Eve yaklaşıp cama vurdum. Perdedeki hareketlenme beni gülümsetirken Umay'ın kardeşinin çıkması ile gülümsemem soldu.

"Kimsin lo?"

"Umay'ı çağırsana."

"Yoo!"

"Ne yoo?"

"Ünay! Kimle konuşuyorsun?"

Umay'ın sesini duyduğumda tekrar gülümsemeye başladım.

"Be-bera?" Kekelemesi bile hoştu ya!

"Baskın yapıyorum. Baskın basanındır. Şimdi söyle, sevgime neden inanmıyorsun?"

Umay bir şey söylemeden camı kapattığında bir ses duydum.

Kırılan kalbimin sesini...

"Umaay!" Bilerek bağırırken camı tekrardan açması fazla uzun sürmemişti.  Mahallelinin duymasını istemiyordu. Bende olsam ben de istemezdim. Haklı yani.

"Ne var Bera?!"

"Neden seni sevdiğime inanmayı reddediyorsun?"

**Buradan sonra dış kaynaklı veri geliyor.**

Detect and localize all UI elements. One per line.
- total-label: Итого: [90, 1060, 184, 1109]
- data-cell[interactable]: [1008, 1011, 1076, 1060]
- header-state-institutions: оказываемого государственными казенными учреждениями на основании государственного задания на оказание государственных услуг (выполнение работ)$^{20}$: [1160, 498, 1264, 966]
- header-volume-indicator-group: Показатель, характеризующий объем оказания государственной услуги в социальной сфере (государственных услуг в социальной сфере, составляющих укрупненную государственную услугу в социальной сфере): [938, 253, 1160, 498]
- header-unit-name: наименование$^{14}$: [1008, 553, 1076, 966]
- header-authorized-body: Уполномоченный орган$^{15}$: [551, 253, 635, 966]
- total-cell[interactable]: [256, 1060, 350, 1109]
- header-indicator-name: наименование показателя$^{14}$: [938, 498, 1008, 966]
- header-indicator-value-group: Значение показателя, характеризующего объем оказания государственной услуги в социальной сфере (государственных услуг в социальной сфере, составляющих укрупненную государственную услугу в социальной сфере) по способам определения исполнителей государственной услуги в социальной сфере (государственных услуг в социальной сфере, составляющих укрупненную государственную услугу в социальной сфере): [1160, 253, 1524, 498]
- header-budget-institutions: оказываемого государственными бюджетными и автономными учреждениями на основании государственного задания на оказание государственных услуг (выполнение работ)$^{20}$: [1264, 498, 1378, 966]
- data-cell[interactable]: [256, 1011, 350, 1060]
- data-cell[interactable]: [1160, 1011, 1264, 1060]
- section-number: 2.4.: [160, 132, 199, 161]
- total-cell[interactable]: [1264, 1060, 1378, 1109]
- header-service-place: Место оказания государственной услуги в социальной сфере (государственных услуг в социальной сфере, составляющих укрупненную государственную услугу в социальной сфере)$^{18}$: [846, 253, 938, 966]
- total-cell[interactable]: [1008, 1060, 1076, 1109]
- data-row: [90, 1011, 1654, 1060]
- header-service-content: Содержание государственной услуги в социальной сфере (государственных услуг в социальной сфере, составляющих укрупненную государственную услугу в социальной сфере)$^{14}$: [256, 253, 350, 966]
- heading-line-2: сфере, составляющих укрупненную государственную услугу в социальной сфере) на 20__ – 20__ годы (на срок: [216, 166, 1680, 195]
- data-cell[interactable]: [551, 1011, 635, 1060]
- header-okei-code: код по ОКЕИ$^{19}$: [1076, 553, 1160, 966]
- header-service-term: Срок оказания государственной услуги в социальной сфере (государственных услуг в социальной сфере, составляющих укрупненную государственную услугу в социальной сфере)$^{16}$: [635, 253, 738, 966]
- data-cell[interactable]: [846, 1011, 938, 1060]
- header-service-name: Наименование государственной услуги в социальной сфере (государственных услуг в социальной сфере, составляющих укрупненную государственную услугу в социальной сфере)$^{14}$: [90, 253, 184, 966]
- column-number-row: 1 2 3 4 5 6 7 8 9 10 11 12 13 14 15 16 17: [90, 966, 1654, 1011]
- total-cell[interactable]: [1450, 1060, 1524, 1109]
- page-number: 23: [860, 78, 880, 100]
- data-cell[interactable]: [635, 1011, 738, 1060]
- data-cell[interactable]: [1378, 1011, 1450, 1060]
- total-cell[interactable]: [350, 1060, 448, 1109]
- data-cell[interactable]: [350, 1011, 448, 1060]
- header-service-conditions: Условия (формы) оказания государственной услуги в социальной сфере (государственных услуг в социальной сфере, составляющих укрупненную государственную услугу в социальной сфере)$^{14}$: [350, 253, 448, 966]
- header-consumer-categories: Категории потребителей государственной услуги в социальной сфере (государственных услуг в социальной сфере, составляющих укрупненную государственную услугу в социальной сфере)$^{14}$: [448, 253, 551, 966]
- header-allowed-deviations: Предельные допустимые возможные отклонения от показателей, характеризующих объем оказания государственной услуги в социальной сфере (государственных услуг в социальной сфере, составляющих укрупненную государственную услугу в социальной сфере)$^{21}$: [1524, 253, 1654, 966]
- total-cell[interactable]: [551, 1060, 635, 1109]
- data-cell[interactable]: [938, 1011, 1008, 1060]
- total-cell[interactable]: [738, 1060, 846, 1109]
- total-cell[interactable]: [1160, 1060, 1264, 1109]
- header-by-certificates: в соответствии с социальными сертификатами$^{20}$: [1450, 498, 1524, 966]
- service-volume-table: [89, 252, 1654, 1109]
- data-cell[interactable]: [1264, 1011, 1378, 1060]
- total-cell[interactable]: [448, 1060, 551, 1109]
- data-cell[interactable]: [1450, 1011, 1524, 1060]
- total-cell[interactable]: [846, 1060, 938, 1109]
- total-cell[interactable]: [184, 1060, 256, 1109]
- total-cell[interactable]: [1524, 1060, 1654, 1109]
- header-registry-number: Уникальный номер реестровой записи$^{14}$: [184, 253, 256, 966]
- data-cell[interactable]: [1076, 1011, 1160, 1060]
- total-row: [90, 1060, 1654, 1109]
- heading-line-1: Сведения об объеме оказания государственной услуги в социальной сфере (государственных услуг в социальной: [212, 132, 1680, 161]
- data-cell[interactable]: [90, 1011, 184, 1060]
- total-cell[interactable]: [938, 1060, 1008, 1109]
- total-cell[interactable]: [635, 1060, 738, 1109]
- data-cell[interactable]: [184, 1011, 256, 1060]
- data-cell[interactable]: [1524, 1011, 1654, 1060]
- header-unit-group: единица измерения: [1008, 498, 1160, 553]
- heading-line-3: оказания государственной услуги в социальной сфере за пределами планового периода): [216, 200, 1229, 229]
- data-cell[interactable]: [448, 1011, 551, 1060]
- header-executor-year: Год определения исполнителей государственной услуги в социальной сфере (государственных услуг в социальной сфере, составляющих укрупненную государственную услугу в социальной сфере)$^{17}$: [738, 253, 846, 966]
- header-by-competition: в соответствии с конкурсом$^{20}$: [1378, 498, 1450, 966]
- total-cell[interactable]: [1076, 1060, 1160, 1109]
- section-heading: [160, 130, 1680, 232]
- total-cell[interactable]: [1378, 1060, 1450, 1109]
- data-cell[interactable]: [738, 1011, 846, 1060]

"Başkasını seviyorum anladın mı? Seninle daha fazla iletişim kuramam! Şimdi git!"

Gözlerim dolarken içimdeki burukluk sesime yansıdı. "Umay, sen zaten hiçbir zaman beni sevmedin ki. Sen hep başkalarını sevdin. Hep kalbin kırıldı. Senin kalbin kırıldıkça benim de kalbim kırıldı. Bunu anlamayı neden reddediyorsun?!"

"Sen beni sevmiyorsun Bera! Sen sadece sevdiğini sanıyorsun!"

"Gözlerime baksan anlayacağın duygularıma sahte diyeceğine önce kendine kör demen gerekir! O kadar yakınındaydım! Bir an olsun fark ettin mi? Hiç düşündün mü? Kanka derken hiç acımadın mı bana!? Sen düşüncesizsin Umay! Sen bencil birisin. Sen, malesef hâlâ sevdiğim kişisin!"

"İnsan sevdiğine bunları söylemez Bera! Sevmiyorsun işte!"

"Gerçekleri söyler! Ve ben bu acı gerçekleri senin yüzüne vuruyorum. Sen sürekli başkalarını seviyorsun! Sevdiğin kişiler asla seni sevmedi! O kadar körsün işte! Sürekli birilerini sevme çabasındasın! Ne bu sevgi açlığı söylesene! Aradığın sevgiyi çok uzakta aradın sen. Oysa yanı başındaydım!"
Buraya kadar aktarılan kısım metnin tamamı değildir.